J Atheroscler Thromb. 2005;12(5):237-9. doi: 10.5551/jat.12.237.
The term "lipid triad" or "atherogenic lipoprotein phenotype" has been introduced to describe a common form of dyslipidemia, characterized by three lipid abnormalities: increased plasma triglyceride levels, decreased HDL-cholesterol concentrations and the presence of small, dense LDL particles. It has been suggested that the clinical importance of the atherogenic lipoprotein phenotype probably exceeds that of LDL-cholesterol, because many more patients with coronary artery disease are found to have this trait than hypercholesterolaemia. There is a body of evidence that therapies effective against plasma HDL-cholesterol and triglycerides are associated with a strong reduction of cardiovascular risk; in addition, hypolipidemic treatment is able to increase LDL particle size and this increment correlates with regression of coronary stenosis. Recently, the Coordinating Committee of the National Cholesterol Education Program suggested that very high-risk patients may benefit from stronger lipid-lowering measures, a category of individuals that includes those with the atherogenic lipoprotein phenotype. Since the therapeutical modulation of each of the three components of the lipid triad is associated with a strong reduction in the risk of cardiovascular events, LDL size measurement may be extended as much as possible to patients at high risk of cardiovascular diseases.

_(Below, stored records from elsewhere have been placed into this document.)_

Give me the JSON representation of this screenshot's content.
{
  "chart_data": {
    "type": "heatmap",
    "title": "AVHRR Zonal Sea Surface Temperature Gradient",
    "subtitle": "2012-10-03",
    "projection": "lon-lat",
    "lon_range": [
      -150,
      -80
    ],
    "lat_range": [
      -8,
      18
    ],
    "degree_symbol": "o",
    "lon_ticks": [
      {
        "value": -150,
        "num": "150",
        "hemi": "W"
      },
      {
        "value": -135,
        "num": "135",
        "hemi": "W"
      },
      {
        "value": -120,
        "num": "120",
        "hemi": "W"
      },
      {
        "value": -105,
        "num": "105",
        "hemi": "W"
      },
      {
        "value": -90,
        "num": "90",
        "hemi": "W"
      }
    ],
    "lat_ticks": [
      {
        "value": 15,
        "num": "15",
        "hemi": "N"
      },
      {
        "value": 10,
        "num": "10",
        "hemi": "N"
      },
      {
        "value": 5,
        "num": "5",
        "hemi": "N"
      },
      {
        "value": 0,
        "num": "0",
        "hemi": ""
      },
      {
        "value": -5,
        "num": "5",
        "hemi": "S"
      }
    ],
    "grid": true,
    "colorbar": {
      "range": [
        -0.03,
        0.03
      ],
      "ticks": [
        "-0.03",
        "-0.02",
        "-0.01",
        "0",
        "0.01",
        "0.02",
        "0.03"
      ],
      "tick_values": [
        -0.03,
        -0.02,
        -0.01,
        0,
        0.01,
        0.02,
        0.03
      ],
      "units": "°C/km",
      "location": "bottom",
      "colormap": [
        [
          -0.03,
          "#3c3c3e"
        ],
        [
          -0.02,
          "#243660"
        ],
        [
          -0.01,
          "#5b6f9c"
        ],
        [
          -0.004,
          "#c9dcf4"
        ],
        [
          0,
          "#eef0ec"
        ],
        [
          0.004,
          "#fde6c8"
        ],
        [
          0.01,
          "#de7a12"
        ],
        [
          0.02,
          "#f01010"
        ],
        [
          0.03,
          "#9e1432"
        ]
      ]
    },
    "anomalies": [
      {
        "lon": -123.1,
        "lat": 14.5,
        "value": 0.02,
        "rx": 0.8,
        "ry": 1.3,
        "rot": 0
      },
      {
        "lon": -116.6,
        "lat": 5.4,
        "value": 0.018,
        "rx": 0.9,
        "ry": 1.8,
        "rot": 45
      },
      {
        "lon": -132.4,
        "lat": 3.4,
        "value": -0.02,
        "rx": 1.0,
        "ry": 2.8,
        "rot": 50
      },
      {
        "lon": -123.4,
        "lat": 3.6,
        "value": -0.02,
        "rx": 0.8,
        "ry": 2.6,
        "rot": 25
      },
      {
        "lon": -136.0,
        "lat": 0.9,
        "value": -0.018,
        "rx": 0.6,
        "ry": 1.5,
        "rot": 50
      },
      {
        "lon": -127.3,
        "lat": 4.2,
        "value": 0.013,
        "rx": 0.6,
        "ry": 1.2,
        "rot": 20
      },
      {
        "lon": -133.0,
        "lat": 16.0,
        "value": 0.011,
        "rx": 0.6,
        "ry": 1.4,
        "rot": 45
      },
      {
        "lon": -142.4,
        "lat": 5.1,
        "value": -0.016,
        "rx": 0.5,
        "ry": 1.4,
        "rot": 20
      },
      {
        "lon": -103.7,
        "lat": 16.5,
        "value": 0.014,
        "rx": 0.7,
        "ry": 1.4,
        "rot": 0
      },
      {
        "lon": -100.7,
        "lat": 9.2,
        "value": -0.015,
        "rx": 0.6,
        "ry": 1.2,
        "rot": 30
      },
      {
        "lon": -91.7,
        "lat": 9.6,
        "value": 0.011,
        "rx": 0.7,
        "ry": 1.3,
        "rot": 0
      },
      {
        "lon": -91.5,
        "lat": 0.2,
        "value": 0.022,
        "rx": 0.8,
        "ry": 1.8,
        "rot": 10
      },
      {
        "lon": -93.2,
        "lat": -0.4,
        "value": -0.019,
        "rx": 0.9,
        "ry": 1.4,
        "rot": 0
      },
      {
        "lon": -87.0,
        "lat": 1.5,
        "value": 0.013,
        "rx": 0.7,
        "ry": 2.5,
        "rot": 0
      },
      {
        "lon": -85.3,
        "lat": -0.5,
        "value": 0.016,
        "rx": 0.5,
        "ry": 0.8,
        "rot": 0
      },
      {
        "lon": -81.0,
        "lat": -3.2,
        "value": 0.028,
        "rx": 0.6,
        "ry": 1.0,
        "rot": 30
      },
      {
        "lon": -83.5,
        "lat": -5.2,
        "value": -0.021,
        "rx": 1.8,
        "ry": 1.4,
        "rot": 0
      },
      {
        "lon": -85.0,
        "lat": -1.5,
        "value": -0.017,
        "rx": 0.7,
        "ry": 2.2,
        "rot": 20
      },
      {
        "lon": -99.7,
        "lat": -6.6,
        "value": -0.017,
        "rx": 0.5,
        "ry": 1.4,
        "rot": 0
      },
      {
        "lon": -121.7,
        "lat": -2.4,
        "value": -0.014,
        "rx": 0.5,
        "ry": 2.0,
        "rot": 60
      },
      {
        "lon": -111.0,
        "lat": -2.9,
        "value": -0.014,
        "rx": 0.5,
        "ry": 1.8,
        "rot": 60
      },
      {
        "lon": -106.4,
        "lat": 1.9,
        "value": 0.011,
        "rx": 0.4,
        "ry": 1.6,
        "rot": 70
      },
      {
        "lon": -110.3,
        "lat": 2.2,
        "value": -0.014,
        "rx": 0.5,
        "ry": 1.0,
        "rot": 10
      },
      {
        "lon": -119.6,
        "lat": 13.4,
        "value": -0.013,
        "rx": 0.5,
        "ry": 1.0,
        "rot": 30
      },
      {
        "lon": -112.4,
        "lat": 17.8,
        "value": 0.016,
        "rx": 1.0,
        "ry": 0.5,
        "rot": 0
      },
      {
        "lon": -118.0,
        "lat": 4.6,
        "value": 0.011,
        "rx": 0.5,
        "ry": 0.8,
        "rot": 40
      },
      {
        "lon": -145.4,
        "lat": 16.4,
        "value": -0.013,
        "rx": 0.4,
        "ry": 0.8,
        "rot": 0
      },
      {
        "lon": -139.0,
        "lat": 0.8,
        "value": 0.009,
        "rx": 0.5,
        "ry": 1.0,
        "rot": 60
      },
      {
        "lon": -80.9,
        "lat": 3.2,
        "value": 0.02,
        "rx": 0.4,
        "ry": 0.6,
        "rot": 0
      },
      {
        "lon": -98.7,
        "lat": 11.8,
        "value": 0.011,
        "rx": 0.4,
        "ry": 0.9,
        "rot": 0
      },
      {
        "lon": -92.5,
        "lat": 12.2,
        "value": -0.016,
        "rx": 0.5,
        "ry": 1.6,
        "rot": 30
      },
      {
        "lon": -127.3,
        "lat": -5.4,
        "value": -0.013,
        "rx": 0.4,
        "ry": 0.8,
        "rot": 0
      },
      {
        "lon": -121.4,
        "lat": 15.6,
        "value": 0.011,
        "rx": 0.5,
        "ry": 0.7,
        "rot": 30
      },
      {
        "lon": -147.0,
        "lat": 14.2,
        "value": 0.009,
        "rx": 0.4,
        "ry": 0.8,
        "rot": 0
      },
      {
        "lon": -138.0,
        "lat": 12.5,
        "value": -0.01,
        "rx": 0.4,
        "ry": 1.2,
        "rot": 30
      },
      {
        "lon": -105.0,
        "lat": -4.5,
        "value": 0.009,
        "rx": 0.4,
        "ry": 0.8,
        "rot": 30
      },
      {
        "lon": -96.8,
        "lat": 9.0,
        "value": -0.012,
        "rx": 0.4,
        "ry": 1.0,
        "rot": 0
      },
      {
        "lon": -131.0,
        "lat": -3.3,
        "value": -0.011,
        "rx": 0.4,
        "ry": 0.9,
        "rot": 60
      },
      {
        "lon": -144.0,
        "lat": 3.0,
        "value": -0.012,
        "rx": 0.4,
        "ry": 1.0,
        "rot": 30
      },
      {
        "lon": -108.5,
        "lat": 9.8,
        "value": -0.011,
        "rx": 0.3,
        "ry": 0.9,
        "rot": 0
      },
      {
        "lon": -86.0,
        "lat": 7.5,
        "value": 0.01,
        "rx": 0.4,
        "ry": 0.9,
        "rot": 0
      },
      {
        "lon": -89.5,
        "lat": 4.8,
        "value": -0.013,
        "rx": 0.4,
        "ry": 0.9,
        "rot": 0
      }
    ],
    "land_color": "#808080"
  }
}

术语“脂质三联征”或“致动脉粥样硬化脂蛋白表型”已被引入,用于描述一种常见的血脂异常形式,其特征为三种脂质异常:血浆甘油三酯水平升高、高密度脂蛋白胆固醇浓度降低以及存在小而密的低密度脂蛋白颗粒。有人提出,致动脉粥样硬化脂蛋白表型的临床重要性可能超过低密度脂蛋白胆固醇,因为发现患有冠状动脉疾病且具有此特征的患者比高胆固醇血症患者更多。有大量证据表明,有效降低血浆高密度脂蛋白胆固醇和甘油三酯的疗法与心血管风险的大幅降低相关;此外,降脂治疗能够增加低密度脂蛋白颗粒大小,且这种增加与冠状动脉狭窄的消退相关。最近,国家胆固醇教育计划协调委员会建议,极高风险患者可能从更强有力的降脂措施中获益,这一类别包括具有致动脉粥样硬化脂蛋白表型的个体。由于脂质三联征的三个组成部分中的每一个的治疗性调节都与心血管事件风险的大幅降低相关,因此低密度脂蛋白大小测量应尽可能扩大到心血管疾病高危患者。